Сам Гиршл всего этого не замечал. А осознав перемену, воспринимал ее как нечто само собой разумеющееся. Голова его была занята совершенно другим, и не все, что может показаться странным приказчику, воспринимается как странное хозяином.
Гиршл не был склонен ломать голову над тем, что другие считают странным. Зато его озадачивали такие вещи, которые никому не представлялись странными. Так, однажды в лавку вошла покупательница и попросила что-то ей взвесить. Казалось бы, что тут особенного — продать что-то женщине? Но ведь вы — не Гиршл! «Подумать только, — отметил он для себя, когда та покинула лавку, — я взвесил товар, отдал его женщине, нисколько не интересуясь, красива ли она. А почему? Да потому, что я не допустил эту мысль в свою голову, как не впускаю в нее мысль о Блюме. То, о чем не думаешь, не может тебя привлечь: если не думать о девушке, она не будет для тебя существовать». И, полагая, что Блюмы нет у него и в мыслях, он тем самым вызывал ее образ.
Блюма же сделалась нервной и невеселой. Находясь в плохом настроении, люди обычно стараются уединиться. А куда скрыться горничной — ведь она каждую минуту может понадобиться хозяевам! И как бы ты ни скрывал свое настроение, люди его непременно заметят.
Блюма была прислугой в доме Гурвицев, Гиршл — их сыном. Все, что требовалось от девушки, она выполняла безукоризненно — просто потому, что не умела сидеть сложа руки. Однако если ее две руки принадлежали хозяевам, предоставлявшим ей кров, стол и одежду, то лицо и сердце принадлежали только ей, нравилось это кому или нет! Возможно, что принадлежали они даже и не ей, а Тому, Кто был более велик, чем ее хозяева. Как бы то ни было, Блюма не могла заставить себя казаться счастливой, не будучи ею. Она входила безмолвно, подавала Гиршлу еду, не поднимая на него глаз. Выходила так же безмолвно. Такта у девушки было достаточно.
Гиршл завтракал. Белая скатерть прикрывала половину стола, но он не замечал ни этой половины, ни другой. Перед его глазами была Блюма, которая только что молча вышла из столовой.
«Вижу, что у тебя ко мне счет, — подумал Гиршл. — Если ты затеяла игру в молчание, поверь мне, в нее можно играть вдвоем. Я тоже стану молчать». На самом деле счет вел именно он, сын и внук лавочников, людей, привыкших взвешивать и отмеривать всякий товар. И напрасно он надеялся, что может играть в ту же игру, которую придумала Блюма, — при первой же возможности слова хлынули сами собой. У Блюмы был такой страдальческий вид, что он просто обязан был что-то сказать, и он последовал за ней в ее комнату.
— В чем дело, Блюма? — спросил он.
Блюма сидела на стуле, продолжая молчать.
Стул этот был единственным в комнате, поскольку не предполагалось, что в ней будут принимать гостей. Гиршлу ничего не оставалось, как стоять посреди комнаты. Губы его дрожали, будто он хотел что-то добавить, но одному Богу известно, что именно. Ему казалось, что стены комнаты сдвигаются и давят на него. Как близок он был к ней, и как далека от него она. Однако не так уж и далека! Стоило только протянуть руки, и она станет ближе, чем когда-либо.

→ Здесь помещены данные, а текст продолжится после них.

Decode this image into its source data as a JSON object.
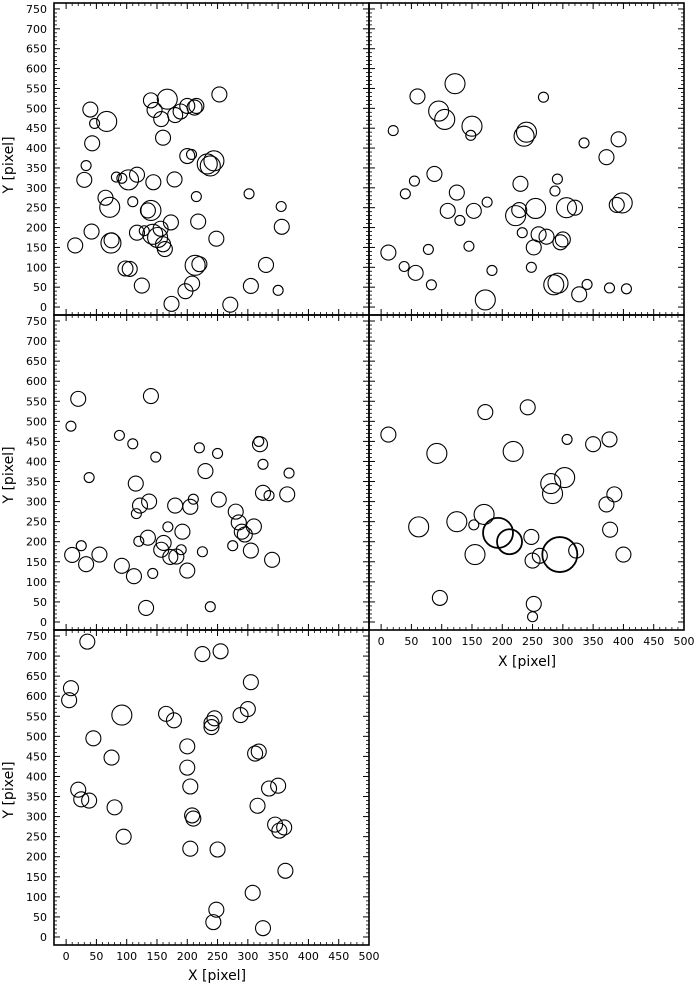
{
  "figure": {
    "xlabel": "X [pixel]",
    "ylabel": "Y [pixel]",
    "x_ticks": [
      0,
      50,
      100,
      150,
      200,
      250,
      300,
      350,
      400,
      450,
      500
    ],
    "y_ticks": [
      0,
      50,
      100,
      150,
      200,
      250,
      300,
      350,
      400,
      450,
      500,
      550,
      600,
      650,
      700,
      750
    ]
  },
  "chart_data": [
    {
      "type": "scatter",
      "title": "",
      "xlabel": "",
      "ylabel": "Y [pixel]",
      "xlim": [
        -20,
        500
      ],
      "ylim": [
        -20,
        765
      ],
      "grid": false,
      "points": [
        [
          15,
          155,
          3
        ],
        [
          30,
          320,
          3
        ],
        [
          33,
          356,
          2
        ],
        [
          42,
          190,
          3
        ],
        [
          43,
          412,
          3
        ],
        [
          47,
          462,
          2
        ],
        [
          40,
          497,
          3
        ],
        [
          67,
          467,
          4
        ],
        [
          65,
          275,
          3
        ],
        [
          72,
          251,
          4
        ],
        [
          74,
          161,
          4
        ],
        [
          75,
          168,
          3
        ],
        [
          83,
          327,
          2
        ],
        [
          92,
          324,
          2
        ],
        [
          103,
          320,
          4
        ],
        [
          98,
          97,
          3
        ],
        [
          105,
          96,
          3
        ],
        [
          117,
          333,
          3
        ],
        [
          117,
          187,
          3
        ],
        [
          125,
          54,
          3
        ],
        [
          129,
          192,
          2
        ],
        [
          135,
          243,
          3
        ],
        [
          140,
          243,
          4
        ],
        [
          144,
          314,
          3
        ],
        [
          140,
          520,
          3
        ],
        [
          146,
          496,
          3
        ],
        [
          143,
          183,
          4
        ],
        [
          151,
          175,
          4
        ],
        [
          156,
          197,
          3
        ],
        [
          157,
          473,
          3
        ],
        [
          160,
          426,
          3
        ],
        [
          160,
          158,
          3
        ],
        [
          163,
          146,
          3
        ],
        [
          167,
          523,
          4
        ],
        [
          173,
          213,
          3
        ],
        [
          174,
          8,
          3
        ],
        [
          179,
          321,
          3
        ],
        [
          180,
          483,
          3
        ],
        [
          189,
          492,
          3
        ],
        [
          197,
          40,
          3
        ],
        [
          200,
          380,
          3
        ],
        [
          200,
          506,
          3
        ],
        [
          207,
          384,
          2
        ],
        [
          212,
          502,
          3
        ],
        [
          215,
          278,
          2
        ],
        [
          215,
          506,
          3
        ],
        [
          218,
          215,
          3
        ],
        [
          220,
          108,
          3
        ],
        [
          213,
          105,
          4
        ],
        [
          208,
          59,
          3
        ],
        [
          233,
          360,
          4
        ],
        [
          238,
          355,
          4
        ],
        [
          244,
          368,
          4
        ],
        [
          248,
          172,
          3
        ],
        [
          253,
          535,
          3
        ],
        [
          271,
          6,
          3
        ],
        [
          305,
          53,
          3
        ],
        [
          330,
          106,
          3
        ],
        [
          350,
          42,
          2
        ],
        [
          355,
          253,
          2
        ],
        [
          356,
          202,
          3
        ],
        [
          302,
          285,
          2
        ],
        [
          110,
          265,
          2
        ]
      ]
    },
    {
      "type": "scatter",
      "title": "",
      "xlabel": "",
      "ylabel": "",
      "xlim": [
        -20,
        500
      ],
      "ylim": [
        -20,
        765
      ],
      "grid": false,
      "points": [
        [
          12,
          137,
          3
        ],
        [
          20,
          444,
          2
        ],
        [
          40,
          285,
          2
        ],
        [
          38,
          102,
          2
        ],
        [
          55,
          317,
          2
        ],
        [
          57,
          86,
          3
        ],
        [
          60,
          530,
          3
        ],
        [
          78,
          145,
          2
        ],
        [
          83,
          56,
          2
        ],
        [
          88,
          335,
          3
        ],
        [
          95,
          493,
          4
        ],
        [
          105,
          472,
          4
        ],
        [
          110,
          242,
          3
        ],
        [
          122,
          562,
          4
        ],
        [
          125,
          288,
          3
        ],
        [
          130,
          218,
          2
        ],
        [
          145,
          153,
          2
        ],
        [
          148,
          432,
          2
        ],
        [
          150,
          455,
          4
        ],
        [
          153,
          242,
          3
        ],
        [
          172,
          18,
          4
        ],
        [
          175,
          264,
          2
        ],
        [
          183,
          92,
          2
        ],
        [
          222,
          230,
          4
        ],
        [
          228,
          244,
          3
        ],
        [
          230,
          310,
          3
        ],
        [
          233,
          187,
          2
        ],
        [
          240,
          440,
          4
        ],
        [
          236,
          430,
          4
        ],
        [
          248,
          100,
          2
        ],
        [
          252,
          150,
          3
        ],
        [
          255,
          248,
          4
        ],
        [
          260,
          183,
          3
        ],
        [
          268,
          528,
          2
        ],
        [
          273,
          177,
          3
        ],
        [
          285,
          56,
          4
        ],
        [
          287,
          292,
          2
        ],
        [
          291,
          322,
          2
        ],
        [
          292,
          60,
          4
        ],
        [
          296,
          163,
          3
        ],
        [
          300,
          170,
          3
        ],
        [
          306,
          250,
          4
        ],
        [
          320,
          250,
          3
        ],
        [
          327,
          32,
          3
        ],
        [
          335,
          413,
          2
        ],
        [
          340,
          57,
          2
        ],
        [
          372,
          377,
          3
        ],
        [
          377,
          48,
          2
        ],
        [
          389,
          257,
          3
        ],
        [
          392,
          422,
          3
        ],
        [
          398,
          262,
          4
        ],
        [
          405,
          46,
          2
        ]
      ]
    },
    {
      "type": "scatter",
      "title": "",
      "xlabel": "",
      "ylabel": "Y [pixel]",
      "xlim": [
        -20,
        500
      ],
      "ylim": [
        -20,
        765
      ],
      "grid": false,
      "points": [
        [
          8,
          488,
          2
        ],
        [
          10,
          167,
          3
        ],
        [
          20,
          556,
          3
        ],
        [
          25,
          190,
          2
        ],
        [
          33,
          144,
          3
        ],
        [
          38,
          360,
          2
        ],
        [
          55,
          168,
          3
        ],
        [
          88,
          465,
          2
        ],
        [
          92,
          140,
          3
        ],
        [
          110,
          444,
          2
        ],
        [
          112,
          114,
          3
        ],
        [
          115,
          345,
          3
        ],
        [
          116,
          270,
          2
        ],
        [
          120,
          201,
          2
        ],
        [
          122,
          290,
          3
        ],
        [
          132,
          35,
          3
        ],
        [
          135,
          210,
          3
        ],
        [
          137,
          300,
          3
        ],
        [
          140,
          563,
          3
        ],
        [
          143,
          121,
          2
        ],
        [
          148,
          411,
          2
        ],
        [
          157,
          180,
          3
        ],
        [
          161,
          197,
          3
        ],
        [
          168,
          237,
          2
        ],
        [
          172,
          162,
          3
        ],
        [
          180,
          290,
          3
        ],
        [
          182,
          163,
          3
        ],
        [
          190,
          180,
          2
        ],
        [
          192,
          225,
          3
        ],
        [
          200,
          128,
          3
        ],
        [
          205,
          287,
          3
        ],
        [
          210,
          306,
          2
        ],
        [
          220,
          434,
          2
        ],
        [
          225,
          175,
          2
        ],
        [
          230,
          376,
          3
        ],
        [
          238,
          38,
          2
        ],
        [
          250,
          420,
          2
        ],
        [
          252,
          305,
          3
        ],
        [
          275,
          190,
          2
        ],
        [
          280,
          275,
          3
        ],
        [
          285,
          248,
          3
        ],
        [
          290,
          225,
          3
        ],
        [
          295,
          218,
          3
        ],
        [
          305,
          178,
          3
        ],
        [
          310,
          238,
          3
        ],
        [
          318,
          450,
          2
        ],
        [
          320,
          443,
          3
        ],
        [
          325,
          322,
          3
        ],
        [
          325,
          393,
          2
        ],
        [
          335,
          315,
          2
        ],
        [
          340,
          155,
          3
        ],
        [
          368,
          371,
          2
        ],
        [
          365,
          318,
          3
        ]
      ]
    },
    {
      "type": "scatter",
      "title": "",
      "xlabel": "X [pixel]",
      "ylabel": "",
      "xlim": [
        -20,
        500
      ],
      "ylim": [
        -20,
        765
      ],
      "grid": false,
      "points": [
        [
          12,
          467,
          3
        ],
        [
          62,
          237,
          4
        ],
        [
          92,
          420,
          4
        ],
        [
          97,
          60,
          3
        ],
        [
          125,
          250,
          4
        ],
        [
          153,
          242,
          2
        ],
        [
          155,
          168,
          4
        ],
        [
          170,
          268,
          4
        ],
        [
          172,
          523,
          3
        ],
        [
          193,
          222,
          6
        ],
        [
          212,
          200,
          5
        ],
        [
          218,
          425,
          4
        ],
        [
          242,
          535,
          3
        ],
        [
          248,
          212,
          3
        ],
        [
          250,
          153,
          3
        ],
        [
          252,
          45,
          3
        ],
        [
          250,
          13,
          2
        ],
        [
          262,
          165,
          3
        ],
        [
          280,
          345,
          4
        ],
        [
          283,
          320,
          4
        ],
        [
          295,
          168,
          7
        ],
        [
          303,
          360,
          4
        ],
        [
          307,
          455,
          2
        ],
        [
          322,
          178,
          3
        ],
        [
          350,
          443,
          3
        ],
        [
          372,
          293,
          3
        ],
        [
          377,
          455,
          3
        ],
        [
          378,
          230,
          3
        ],
        [
          385,
          318,
          3
        ],
        [
          400,
          168,
          3
        ]
      ]
    },
    {
      "type": "scatter",
      "title": "",
      "xlabel": "X [pixel]",
      "ylabel": "Y [pixel]",
      "xlim": [
        -20,
        500
      ],
      "ylim": [
        -20,
        765
      ],
      "grid": false,
      "points": [
        [
          8,
          620,
          3
        ],
        [
          5,
          590,
          3
        ],
        [
          20,
          367,
          3
        ],
        [
          25,
          343,
          3
        ],
        [
          35,
          736,
          3
        ],
        [
          38,
          340,
          3
        ],
        [
          45,
          495,
          3
        ],
        [
          75,
          447,
          3
        ],
        [
          80,
          323,
          3
        ],
        [
          92,
          553,
          4
        ],
        [
          95,
          250,
          3
        ],
        [
          165,
          556,
          3
        ],
        [
          178,
          540,
          3
        ],
        [
          200,
          475,
          3
        ],
        [
          200,
          422,
          3
        ],
        [
          205,
          375,
          3
        ],
        [
          208,
          303,
          3
        ],
        [
          210,
          295,
          3
        ],
        [
          205,
          220,
          3
        ],
        [
          225,
          705,
          3
        ],
        [
          240,
          533,
          3
        ],
        [
          240,
          523,
          3
        ],
        [
          245,
          545,
          3
        ],
        [
          243,
          37,
          3
        ],
        [
          248,
          68,
          3
        ],
        [
          250,
          218,
          3
        ],
        [
          255,
          712,
          3
        ],
        [
          288,
          553,
          3
        ],
        [
          300,
          568,
          3
        ],
        [
          305,
          635,
          3
        ],
        [
          308,
          110,
          3
        ],
        [
          312,
          457,
          3
        ],
        [
          318,
          462,
          3
        ],
        [
          316,
          327,
          3
        ],
        [
          325,
          22,
          3
        ],
        [
          335,
          370,
          3
        ],
        [
          345,
          280,
          3
        ],
        [
          350,
          377,
          3
        ],
        [
          352,
          265,
          3
        ],
        [
          360,
          273,
          3
        ],
        [
          362,
          165,
          3
        ]
      ]
    }
  ]
}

В конце концов он подчинился своему сердцу, протянул руку и попытался примирительно взять ее за руку. Но прежде чем он успел это сделать, девушка выскользнула из комнаты.
Сам он еще некоторое время стоял в замешательстве. Блюмы здесь не было, но тем явственней он ощущал ее присутствие. В комнате сохранялся ее запах, запах яблока, только что упавшего с дерева.
Мир перестал существовать: возможно, прошла тысяча лет. Он не двигался, всем своим существом впитывая сладость меда. Трудно сказать, сколько это продолжалось. Вдруг чья-то рука коснулась его головы, погладила волосы. Кто из вас не догадался, что это была Блюма? Гиршл пришел в себя и поспешил выйти из комнаты.
Он стал молчаливым. Оставаясь один в лавке, смотрел пустым взглядом в пространство и не видел ничего вокруг себя. Лавка, набитая товаром, принадлежавшим его родителям, со временем будет принадлежать ему, их единственному наследнику, но это не вызывало в нем ни гордости, ни радости. В голове его теснились другие, более тревожные мысли.
Гиршл не разговаривал и с Блюмой. Оказываясь с ней наедине, он терялся. Бывало, они не сталкивались друг с другом по нескольку дней. Золотой лучик надежды, сверкнувший из-под ее ресниц, когда она смотрела на него, не давал ему покоя.